Papers are stacked all over my writing room. Some papers are receipts and other pieces are scratch paper with a combination of typing and handwriting. It’s hard for me to remember a time when I would stare at a blank piece of paper or computer screen, willing the black letters to scrawl across the page.
I do wish that all of my characters would show up during the day instead of at night when I am tucked in bed, relaxing, and getting ready to sleep. Sometimes my body will decide that sleep isn’t necessary. I will wake up three or four times during the night for that bathroom break or muscle cramps. The cramps start at my feet, work up my calves, and sometimes end up in my thighs. Then when I try to get back to sleep, the problems of the day will run through my head like a herd of stampeding cattle.
Recently I started a class with Dean W. Smith. If you are writing fiction, you should check him out. He teaches the skills that are needed to write readable stories. I thought that I was doing well with my writing. When I don’t have a challenge then I do a little skating, which in other parlance means procrastination. So to my surprise I found that I am plot-driven and am not grounding my characters well enough. It is another way of thinking and I am realizing that my skills need a lot of work.
I don’t mind work and in fact I get a little thrill when I find out something new and can use it. Also my little smugness from getting four stories out last year has been knocked out of me. I need to tend to the characters a little more.
I always thought that it was plot that was hard to write. To my surprise, I don’t have that problem. So on to my problem areas and I’ll have fun in the process. Damn. I didn’t realize until just now that when it gets tough, I get happy.
So to show that I am actually writing, I am giving you a small excerpt of “Xandra Peel,” widow and ogre-human hybrid.
Scrip. Scrape. Scrip. Scrape.
I gripped the shovel tightly. The blisters on my hands cracked and bled, as I scraped the last of the loose soil in the bottom of the grave. Wiping my eyes with the back of my hand, I left a swathe of dirt across my face. Sweat trickled down into my eyes. I gasped and held the tears in. I couldn’t cry. Not in front of these people.
I had been digging this grave for hours. The vultures hadn’t bothered to help me. Oh yes, I knew I was hated in this community, but they had been careful to hide their animosity until the death of my husband, my John. They peered down at me as I scraped away the last of the dirt. I refused to look at them. They were ghosts to me.
My lips cracked. I yearned for water. The dust coated my mouth and tongue. It tasted of ash. Then a voice jerked me out of my reverie. He wanted to kill me there and lay my body beside John’s feet like grave goods. At this moment, my heart was dead. I would have lain at my John’s feet and let them slit my throat.
The sweat trickled down my neck. My hair stuck to it. I lifted it from my neck. No breeze reached me six feet down.
John had loved my hair. He had said that it was all the colors of autumn—red, yellow, and brown.
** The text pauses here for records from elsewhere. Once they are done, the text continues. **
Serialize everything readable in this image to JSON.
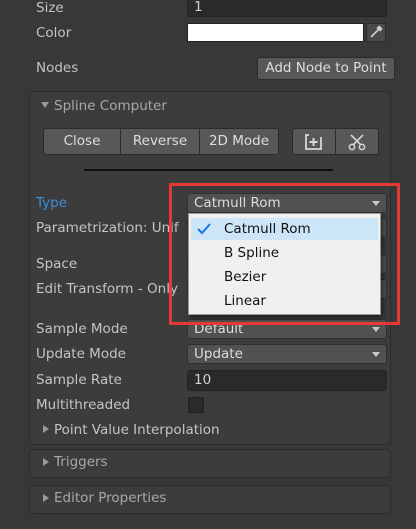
{
  "properties": {
    "size_label": "Size",
    "size_value": "1",
    "color_label": "Color",
    "nodes_label": "Nodes",
    "add_node_button": "Add Node to Point"
  },
  "spline_computer": {
    "title": "Spline Computer",
    "buttons": [
      "Close",
      "Reverse",
      "2D Mode"
    ],
    "type_label": "Type",
    "type_value": "Catmull Rom",
    "parametrization_label": "Parametrization: Unif",
    "space_label": "Space",
    "edit_transform_label": "Edit Transform - Only",
    "sample_mode_label": "Sample Mode",
    "sample_mode_value": "Default",
    "update_mode_label": "Update Mode",
    "update_mode_value": "Update",
    "sample_rate_label": "Sample Rate",
    "sample_rate_value": "10",
    "multithreaded_label": "Multithreaded",
    "point_value_interpolation": "Point Value Interpolation"
  },
  "type_dropdown_menu": {
    "options": [
      "Catmull Rom",
      "B Spline",
      "Bezier",
      "Linear"
    ],
    "selected": "Catmull Rom"
  },
  "sections": {
    "triggers": "Triggers",
    "editor_properties": "Editor Properties"
  },
  "colors": {
    "accent_label": "#3d8fd6",
    "highlight_box": "#e53935",
    "menu_bg": "#f0f0f0",
    "menu_check": "#1a73e8"
  }
}
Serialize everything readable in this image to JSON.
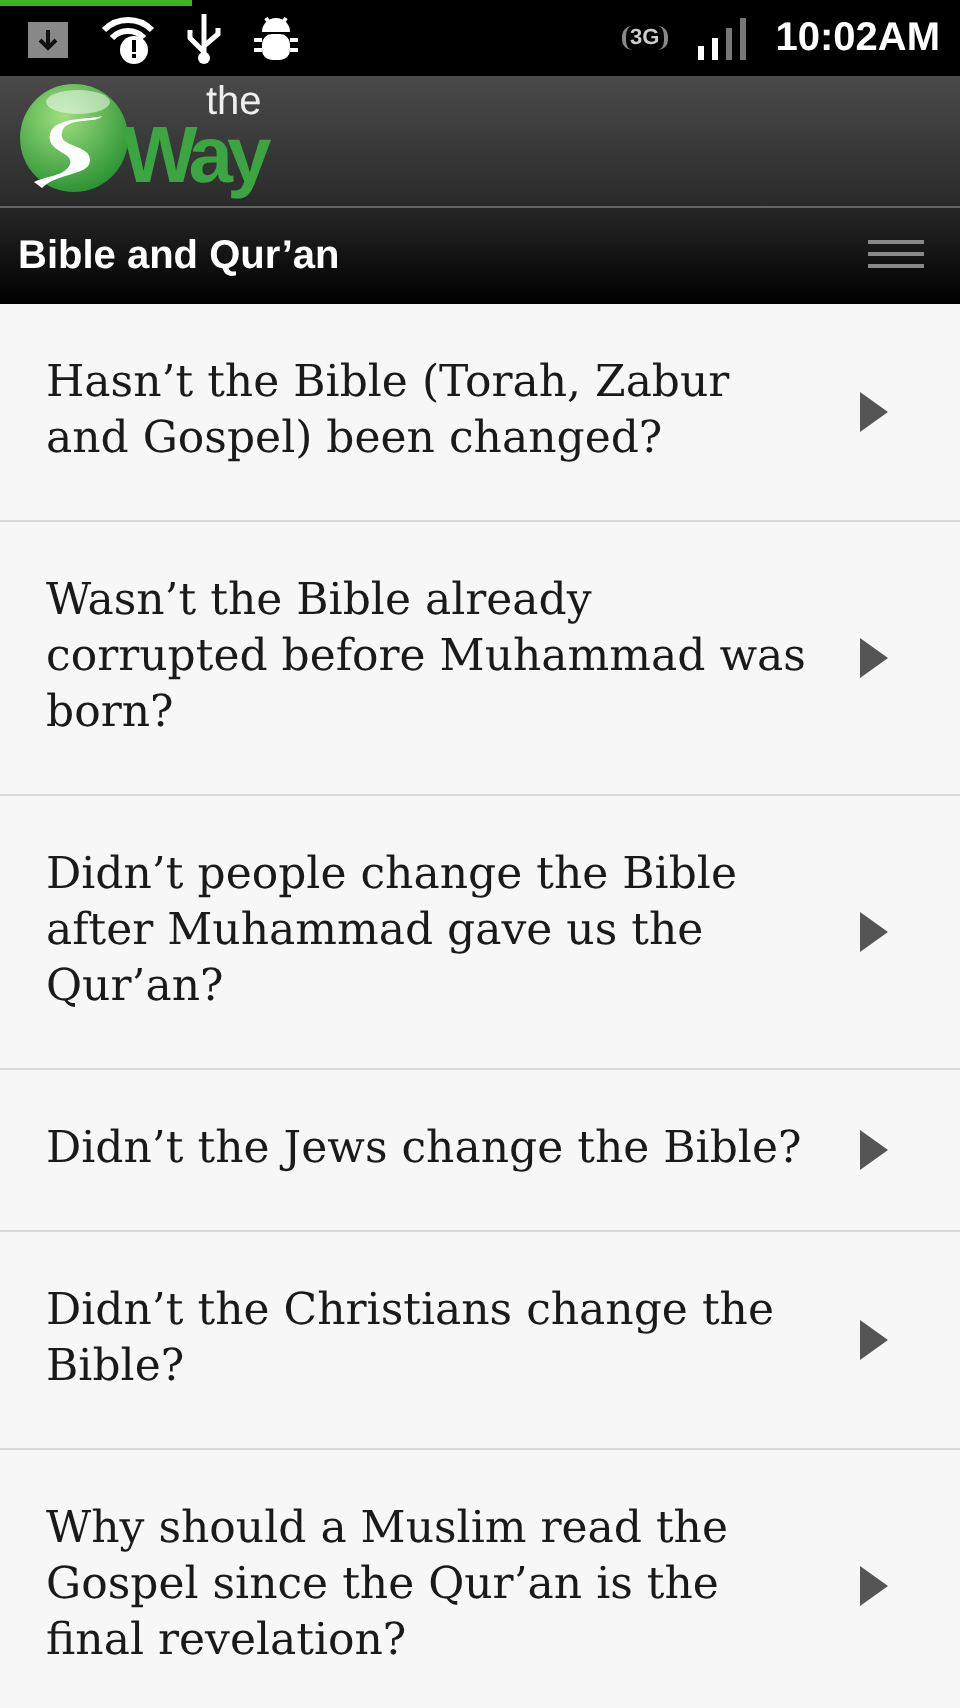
{
  "status_bar": {
    "network": "3G",
    "time": "10:02AM",
    "download_progress": {
      "level": 0.2
    }
  },
  "logo": {
    "small": "the",
    "large": "Way"
  },
  "title_bar": {
    "title": "Bible and Qur’an"
  },
  "questions": [
    {
      "text": "Hasn’t the Bible (Torah, Zabur and Gospel) been changed?"
    },
    {
      "text": "Wasn’t the Bible already corrupted before Muhammad was born?"
    },
    {
      "text": "Didn’t people change the Bible after Muhammad gave us the Qur’an?"
    },
    {
      "text": "Didn’t the Jews change the Bible?"
    },
    {
      "text": "Didn’t the Christians change the Bible?"
    },
    {
      "text": "Why should a Muslim read the Gospel since the Qur’an is the final revelation?"
    }
  ]
}
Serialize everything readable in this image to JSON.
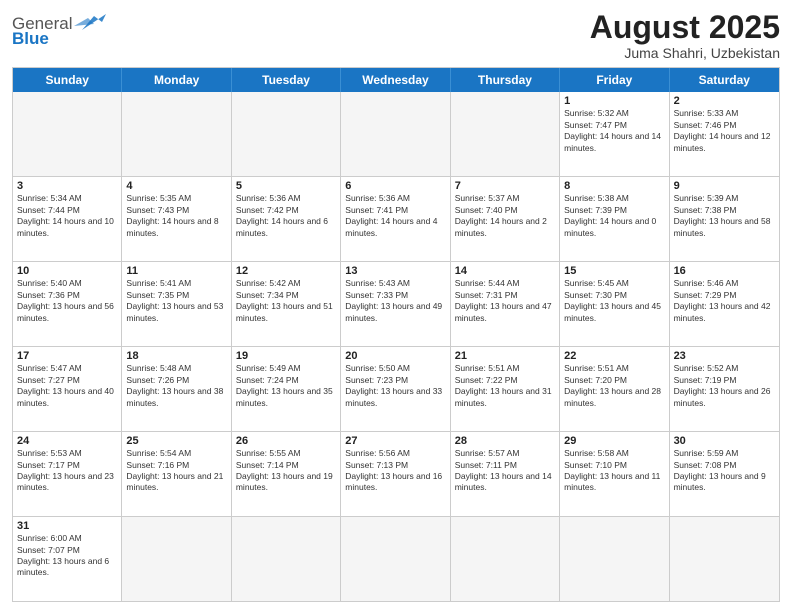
{
  "header": {
    "logo_general": "General",
    "logo_blue": "Blue",
    "month_title": "August 2025",
    "location": "Juma Shahri, Uzbekistan"
  },
  "weekdays": [
    "Sunday",
    "Monday",
    "Tuesday",
    "Wednesday",
    "Thursday",
    "Friday",
    "Saturday"
  ],
  "rows": [
    [
      {
        "day": "",
        "info": ""
      },
      {
        "day": "",
        "info": ""
      },
      {
        "day": "",
        "info": ""
      },
      {
        "day": "",
        "info": ""
      },
      {
        "day": "",
        "info": ""
      },
      {
        "day": "1",
        "info": "Sunrise: 5:32 AM\nSunset: 7:47 PM\nDaylight: 14 hours and 14 minutes."
      },
      {
        "day": "2",
        "info": "Sunrise: 5:33 AM\nSunset: 7:46 PM\nDaylight: 14 hours and 12 minutes."
      }
    ],
    [
      {
        "day": "3",
        "info": "Sunrise: 5:34 AM\nSunset: 7:44 PM\nDaylight: 14 hours and 10 minutes."
      },
      {
        "day": "4",
        "info": "Sunrise: 5:35 AM\nSunset: 7:43 PM\nDaylight: 14 hours and 8 minutes."
      },
      {
        "day": "5",
        "info": "Sunrise: 5:36 AM\nSunset: 7:42 PM\nDaylight: 14 hours and 6 minutes."
      },
      {
        "day": "6",
        "info": "Sunrise: 5:36 AM\nSunset: 7:41 PM\nDaylight: 14 hours and 4 minutes."
      },
      {
        "day": "7",
        "info": "Sunrise: 5:37 AM\nSunset: 7:40 PM\nDaylight: 14 hours and 2 minutes."
      },
      {
        "day": "8",
        "info": "Sunrise: 5:38 AM\nSunset: 7:39 PM\nDaylight: 14 hours and 0 minutes."
      },
      {
        "day": "9",
        "info": "Sunrise: 5:39 AM\nSunset: 7:38 PM\nDaylight: 13 hours and 58 minutes."
      }
    ],
    [
      {
        "day": "10",
        "info": "Sunrise: 5:40 AM\nSunset: 7:36 PM\nDaylight: 13 hours and 56 minutes."
      },
      {
        "day": "11",
        "info": "Sunrise: 5:41 AM\nSunset: 7:35 PM\nDaylight: 13 hours and 53 minutes."
      },
      {
        "day": "12",
        "info": "Sunrise: 5:42 AM\nSunset: 7:34 PM\nDaylight: 13 hours and 51 minutes."
      },
      {
        "day": "13",
        "info": "Sunrise: 5:43 AM\nSunset: 7:33 PM\nDaylight: 13 hours and 49 minutes."
      },
      {
        "day": "14",
        "info": "Sunrise: 5:44 AM\nSunset: 7:31 PM\nDaylight: 13 hours and 47 minutes."
      },
      {
        "day": "15",
        "info": "Sunrise: 5:45 AM\nSunset: 7:30 PM\nDaylight: 13 hours and 45 minutes."
      },
      {
        "day": "16",
        "info": "Sunrise: 5:46 AM\nSunset: 7:29 PM\nDaylight: 13 hours and 42 minutes."
      }
    ],
    [
      {
        "day": "17",
        "info": "Sunrise: 5:47 AM\nSunset: 7:27 PM\nDaylight: 13 hours and 40 minutes."
      },
      {
        "day": "18",
        "info": "Sunrise: 5:48 AM\nSunset: 7:26 PM\nDaylight: 13 hours and 38 minutes."
      },
      {
        "day": "19",
        "info": "Sunrise: 5:49 AM\nSunset: 7:24 PM\nDaylight: 13 hours and 35 minutes."
      },
      {
        "day": "20",
        "info": "Sunrise: 5:50 AM\nSunset: 7:23 PM\nDaylight: 13 hours and 33 minutes."
      },
      {
        "day": "21",
        "info": "Sunrise: 5:51 AM\nSunset: 7:22 PM\nDaylight: 13 hours and 31 minutes."
      },
      {
        "day": "22",
        "info": "Sunrise: 5:51 AM\nSunset: 7:20 PM\nDaylight: 13 hours and 28 minutes."
      },
      {
        "day": "23",
        "info": "Sunrise: 5:52 AM\nSunset: 7:19 PM\nDaylight: 13 hours and 26 minutes."
      }
    ],
    [
      {
        "day": "24",
        "info": "Sunrise: 5:53 AM\nSunset: 7:17 PM\nDaylight: 13 hours and 23 minutes."
      },
      {
        "day": "25",
        "info": "Sunrise: 5:54 AM\nSunset: 7:16 PM\nDaylight: 13 hours and 21 minutes."
      },
      {
        "day": "26",
        "info": "Sunrise: 5:55 AM\nSunset: 7:14 PM\nDaylight: 13 hours and 19 minutes."
      },
      {
        "day": "27",
        "info": "Sunrise: 5:56 AM\nSunset: 7:13 PM\nDaylight: 13 hours and 16 minutes."
      },
      {
        "day": "28",
        "info": "Sunrise: 5:57 AM\nSunset: 7:11 PM\nDaylight: 13 hours and 14 minutes."
      },
      {
        "day": "29",
        "info": "Sunrise: 5:58 AM\nSunset: 7:10 PM\nDaylight: 13 hours and 11 minutes."
      },
      {
        "day": "30",
        "info": "Sunrise: 5:59 AM\nSunset: 7:08 PM\nDaylight: 13 hours and 9 minutes."
      }
    ],
    [
      {
        "day": "31",
        "info": "Sunrise: 6:00 AM\nSunset: 7:07 PM\nDaylight: 13 hours and 6 minutes."
      },
      {
        "day": "",
        "info": ""
      },
      {
        "day": "",
        "info": ""
      },
      {
        "day": "",
        "info": ""
      },
      {
        "day": "",
        "info": ""
      },
      {
        "day": "",
        "info": ""
      },
      {
        "day": "",
        "info": ""
      }
    ]
  ]
}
It wasn’t a natural color for a human. But then I wasn’t human. I was a troll-human hybrid.
When the dimensional gates opened, when the scientists had used the Large Hadron Collider, searching for the “god” particle, the collider had put so much stress on the dimensions that it had ripped open the earth. Two worlds collided — Jorden and Earth. The clash between the two societies had been brutal. Worlds pillaged and women raped. I was a product of such a troll-human interaction. Just by my existence I was hated by both worlds.
As I tried to scramble out of the grave, a hand reached down and lifted me up. I blinked when the sun hit my eyes. From its slant it was late afternoon. I could smell the sour sweat of fear on the townsfolk. The mayor, his face stern, took the shovel from my hand and pushed me toward my house. The mayor’s black hair spiked around his face, his skin was swarthy, very different from the other town folk, and his feet ground the dirt like a conqueror. In a small town that didn’t like the new or strange, he was strange. For an instant his countenance wavered and I thought I saw something else behind the mask of his face.
“Xandra,” his voice pulled me back to the present. I felt my body pull to attention, and I faced him. It would be bad. He was the only person since John’s death to talk to me. The townsfolk had dragged me here, put a shovel in my hand, and forced me to dig.
“You have lost the name Peel,” he said. “By morning if you are still in this town… you will be killed as a creature of darkness.”